Treatment Guide: Diagnosing Breast Cancer
Every three minutes somewhere in the United States a woman is diagnosed with breast cancer, and every year 40,000 will die from the disease. Thanks to advances in diagnostic technology, more and more breast cancers are being discovered sooner and sooner. While studies verify that earlier diagnosis leads to more successful outcomes, the question kicked around by specialists is “How early is too early?” “By finding and treating very tiny cancers,” says Dr. Brian Englander, Director of Pennsylvania Hospital’s Women’s Imaging Center, “we don’t always know if we’re going to prevent the growth of a threatening cancer or treat something unnecessarily.”
[sidebar]Until more refined screenings can definitively resolve that issue, local doctors will continue to aggressively hunt for tumors using these tools:
Mammography: This remains the gold standard of diagnosis and the only modality whose routine use is credited with the lowering the death rate from breast cancer. Most hospitals are gradually converting from analog x-ray mammography to digital technology, which converts the image to a computer and gives radiologists the ability to enhance the pictures for more accurate viewing. Digital mammograms emit a smaller dose of radiation and put less compression on the breast so they’re more comfortable for patients. A study in JAMA showed that digital mammography picks up more cancers than the analog version in pre- and- peri-menopausal women under 50 who have denser breast tissue. For women over 50 it doesn’t make much difference.

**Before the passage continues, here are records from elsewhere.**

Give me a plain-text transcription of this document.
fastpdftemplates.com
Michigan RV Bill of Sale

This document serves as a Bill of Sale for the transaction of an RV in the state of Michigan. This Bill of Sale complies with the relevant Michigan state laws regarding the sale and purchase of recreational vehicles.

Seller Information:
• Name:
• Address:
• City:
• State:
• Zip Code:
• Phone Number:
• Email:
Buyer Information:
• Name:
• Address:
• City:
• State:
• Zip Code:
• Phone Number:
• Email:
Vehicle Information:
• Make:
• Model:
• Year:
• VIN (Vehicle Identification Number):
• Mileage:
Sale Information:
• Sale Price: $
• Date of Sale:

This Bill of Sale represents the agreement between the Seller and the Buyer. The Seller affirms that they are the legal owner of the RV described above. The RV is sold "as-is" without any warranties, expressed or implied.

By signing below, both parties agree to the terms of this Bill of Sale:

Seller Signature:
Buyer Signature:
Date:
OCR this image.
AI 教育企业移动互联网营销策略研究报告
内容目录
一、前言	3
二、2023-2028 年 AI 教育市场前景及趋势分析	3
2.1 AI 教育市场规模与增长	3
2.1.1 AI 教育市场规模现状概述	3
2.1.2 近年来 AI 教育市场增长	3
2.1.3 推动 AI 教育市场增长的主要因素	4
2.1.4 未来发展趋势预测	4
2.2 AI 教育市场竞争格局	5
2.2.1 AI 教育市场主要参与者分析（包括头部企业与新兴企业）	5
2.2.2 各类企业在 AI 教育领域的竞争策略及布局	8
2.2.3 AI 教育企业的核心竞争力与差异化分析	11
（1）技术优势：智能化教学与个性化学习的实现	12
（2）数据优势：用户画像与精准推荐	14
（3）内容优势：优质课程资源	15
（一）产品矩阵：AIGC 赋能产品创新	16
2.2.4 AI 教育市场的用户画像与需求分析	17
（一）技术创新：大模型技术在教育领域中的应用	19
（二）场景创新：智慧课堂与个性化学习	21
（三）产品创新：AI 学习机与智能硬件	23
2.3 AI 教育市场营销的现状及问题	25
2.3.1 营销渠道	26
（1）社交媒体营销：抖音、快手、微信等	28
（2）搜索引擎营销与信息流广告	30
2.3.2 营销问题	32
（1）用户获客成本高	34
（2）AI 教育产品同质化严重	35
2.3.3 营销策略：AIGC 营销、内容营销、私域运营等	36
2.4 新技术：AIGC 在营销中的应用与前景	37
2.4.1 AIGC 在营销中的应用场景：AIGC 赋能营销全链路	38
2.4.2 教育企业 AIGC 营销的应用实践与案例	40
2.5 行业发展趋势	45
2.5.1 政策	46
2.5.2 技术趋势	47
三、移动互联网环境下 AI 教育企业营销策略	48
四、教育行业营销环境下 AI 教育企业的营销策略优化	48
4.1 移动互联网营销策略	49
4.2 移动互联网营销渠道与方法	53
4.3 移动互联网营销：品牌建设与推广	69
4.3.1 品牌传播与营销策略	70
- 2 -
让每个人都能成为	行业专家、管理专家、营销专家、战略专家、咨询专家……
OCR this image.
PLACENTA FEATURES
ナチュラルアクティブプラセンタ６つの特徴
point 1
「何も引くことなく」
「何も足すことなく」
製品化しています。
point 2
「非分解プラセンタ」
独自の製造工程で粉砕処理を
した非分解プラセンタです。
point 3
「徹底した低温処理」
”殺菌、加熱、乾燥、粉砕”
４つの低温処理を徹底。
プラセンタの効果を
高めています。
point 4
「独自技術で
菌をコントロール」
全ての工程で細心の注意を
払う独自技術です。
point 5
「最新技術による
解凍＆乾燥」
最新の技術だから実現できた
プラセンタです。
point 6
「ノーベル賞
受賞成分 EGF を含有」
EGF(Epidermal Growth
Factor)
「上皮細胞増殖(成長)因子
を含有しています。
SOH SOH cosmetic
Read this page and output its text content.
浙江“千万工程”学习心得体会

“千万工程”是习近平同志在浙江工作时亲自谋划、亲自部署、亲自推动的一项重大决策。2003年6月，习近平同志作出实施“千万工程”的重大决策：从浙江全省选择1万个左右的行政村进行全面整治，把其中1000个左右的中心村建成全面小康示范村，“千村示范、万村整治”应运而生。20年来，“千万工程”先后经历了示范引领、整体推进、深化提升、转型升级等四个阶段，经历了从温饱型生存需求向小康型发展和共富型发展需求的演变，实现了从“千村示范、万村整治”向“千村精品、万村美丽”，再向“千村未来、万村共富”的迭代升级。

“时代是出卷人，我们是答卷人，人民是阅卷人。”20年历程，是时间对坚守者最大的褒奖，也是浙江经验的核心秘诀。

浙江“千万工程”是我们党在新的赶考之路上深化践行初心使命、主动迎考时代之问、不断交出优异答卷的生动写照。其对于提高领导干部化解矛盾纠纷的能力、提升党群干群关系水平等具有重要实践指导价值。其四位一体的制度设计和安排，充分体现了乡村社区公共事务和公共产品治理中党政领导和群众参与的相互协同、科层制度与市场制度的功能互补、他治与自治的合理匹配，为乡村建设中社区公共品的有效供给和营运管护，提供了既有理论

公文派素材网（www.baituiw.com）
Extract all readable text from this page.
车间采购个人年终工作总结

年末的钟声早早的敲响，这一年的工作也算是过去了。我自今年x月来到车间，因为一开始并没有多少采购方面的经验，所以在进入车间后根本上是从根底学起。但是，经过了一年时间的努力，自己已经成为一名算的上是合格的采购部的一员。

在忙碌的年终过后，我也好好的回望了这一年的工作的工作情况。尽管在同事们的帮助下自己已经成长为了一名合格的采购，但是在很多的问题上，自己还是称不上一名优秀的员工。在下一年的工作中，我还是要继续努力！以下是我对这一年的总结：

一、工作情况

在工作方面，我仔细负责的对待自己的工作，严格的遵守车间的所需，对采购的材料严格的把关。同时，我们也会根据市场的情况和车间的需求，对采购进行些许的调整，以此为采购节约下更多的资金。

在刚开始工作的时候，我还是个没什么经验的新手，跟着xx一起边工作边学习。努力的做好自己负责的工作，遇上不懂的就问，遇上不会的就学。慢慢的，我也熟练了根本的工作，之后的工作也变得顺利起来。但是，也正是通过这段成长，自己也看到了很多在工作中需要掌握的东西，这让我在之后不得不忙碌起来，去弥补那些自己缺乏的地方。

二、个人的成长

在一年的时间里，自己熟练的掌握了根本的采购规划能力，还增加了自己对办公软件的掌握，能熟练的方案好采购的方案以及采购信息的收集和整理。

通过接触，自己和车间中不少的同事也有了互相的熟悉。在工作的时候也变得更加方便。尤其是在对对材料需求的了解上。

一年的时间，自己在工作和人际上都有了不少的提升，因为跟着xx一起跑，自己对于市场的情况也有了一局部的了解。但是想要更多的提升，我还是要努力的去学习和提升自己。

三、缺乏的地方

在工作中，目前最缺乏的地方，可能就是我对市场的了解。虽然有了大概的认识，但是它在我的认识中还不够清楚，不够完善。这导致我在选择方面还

Digital tomosynthesis: According to the National Cancer Institute, mammograms miss up to 20 percent of cancers, and it’s hoped that this new tool will identify more of those missed. Unlike the traditional flat picture taken from two views, this instrument produces a three-dimensional computer model made from images taken at multiple angles. As Dr. Emily Conant, chief of breast imaging at Penn explains, “Think of how you can’t see the sun on a cloudy day. This technology peels away the clouds so we can see the cancer hiding underneath.” The University of Pennsylvania expects to have a machine in 2009 as soon as it’s FDA approved.
Ultrasound: If you have a family history of breast cancer and are too young for annual mammograms or your screening shows a suspicious mass, doctors may order an ultrasound for additional evaluation. It’s very popular in Europe; less so here.
Ductal lavage: Pennsy’s Dr. Englander is a big fan of this approach for a small population of younger women with dense breasts who have no symptoms of breast cancer but indications for more careful watching. It gently pumps cells from the nipple, which are then sent to a lab to be screened for abnormalities. “It’s controversial,” he says, “because nobody knows quite what to do with atypical findings.”
Thermography: This is based on the principle that cancer tissue in the breast is hotter and will show up in different color patterns when screened with a special infra-red camera. Some studies say this indicates where cancer is likely to develop. Others say it picks up too many false positives. It’s controversial because there are no large scale studies with outcome data, but it’s another arrow in the breast imager’s quiver.
Breast MRI: Traditionally this was reserved for women who’d already been diagnosed with breast cancer, but the trend is to use it for high-risk patients with a family history, a genetic marker like the BRACCA gene, an unusual lesion or a murky mammogram. It’s a keenly sensitive technology that highlights up to 30 percent of previously unseen cancers. “The caveat with MRI,” says Dr. Richard Bleicher, assistant professor of surgical oncology at Fox Chase, “is that it leads to three times as many unnecessary biopsies and many unnecessary mastectomies because of the false positives.” Your best protection is to have the results read by the kind of experienced MRI breast imager that you’ll find at Penn, Jefferson, Fox Chase or South Jersey Radiology under Dr. Cathy Piccoli.